How do they plan to get China to yield up its sovereignty? Hmmm.
The Chinese elite will tell them to go pound sand (if they’re that polite) and the Chinese people will enthusiastically support them.

Look up the term “baizou”.

ozspeaksup
January 17, 2019 3:16 am

with all the war n dissent globally at this time
and growing
i seriously doubt their idiot plans will happen
if people cant agree when times are good, theyll sure not agree when it gets bad.

January 17, 2019 7:41 am

In a similar vein of people who have decided what is best for us and now wish to force it upon us, the BBC published another bunch of the usuals who have just decided the diet we must eat in order to save the planet and put Malthus back in his box, again.

“A group of 37 scientists from around the world were brought together as part of the EAT-Lancet commission.
They’re a mix of experts from farming to climate change to nutrition. They took two years to come up with their findings which have been published in the Lancet.”

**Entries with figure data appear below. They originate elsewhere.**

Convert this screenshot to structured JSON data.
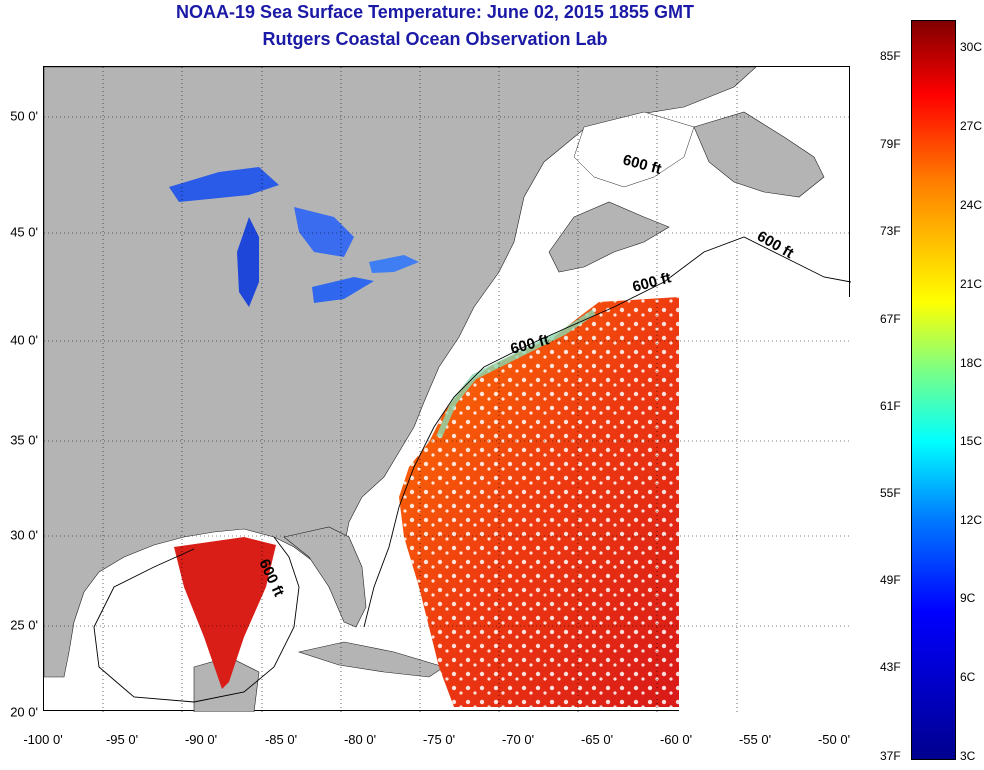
{
  "title_line1": "NOAA-19 Sea Surface Temperature:  June 02, 2015 1855 GMT",
  "title_line2": "Rutgers Coastal Ocean Observation Lab",
  "x_ticks": [
    "-100 0'",
    "-95 0'",
    "-90 0'",
    "-85 0'",
    "-80 0'",
    "-75 0'",
    "-70 0'",
    "-65 0'",
    "-60 0'",
    "-55 0'",
    "-50 0'"
  ],
  "y_ticks": [
    "50 0'",
    "45 0'",
    "40 0'",
    "35 0'",
    "30 0'",
    "25 0'",
    "20 0'"
  ],
  "depth_label": "600 ft",
  "colorbar": {
    "fahrenheit": [
      "85F",
      "79F",
      "73F",
      "67F",
      "61F",
      "55F",
      "49F",
      "43F",
      "37F"
    ],
    "celsius": [
      "30C",
      "27C",
      "24C",
      "21C",
      "18C",
      "15C",
      "12C",
      "9C",
      "6C",
      "3C"
    ]
  },
  "colors": {
    "land": "#b4b4b4",
    "ocean_nodata": "#ffffff",
    "title": "#1a1aa6"
  }
}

While I don’t strongly object to the diet, per se, I would still prefer to have the choice. But, as usual, they have other ideas, preferring the stick over the carrot:

“Taxes on red meat are one of the many options the researchers say may be necessary to persuade us to switch diets.”

Larry Knerr
January 17, 2019 12:03 pm

When Communism spoke for ‘the people’, somehow what they said and did was always the opposite of what actual people wanted and would benefit from. It’s nice to see consistency now that Communists are speaking for the planet.

mpcraig
January 18, 2019 10:30 am

“… we could look at the current period with the crisis of liberal democracies all around the planet …”

I think this is somewhat mis-worded and I take it upon myself to fix it:

“… we could look at the current period with the crisis of liberal political parties all around the planet …”

Russ Wood
January 19, 2019 6:14 am

It’s interesting that they should use the term “Climate Leviathan” – Reminds me of the Hobbes quote “and which is worst of all, continual fear and danger of violent death, and the life of man, solitary, poor, nasty, brutish, and short.”
That seems to be what the Socialists want?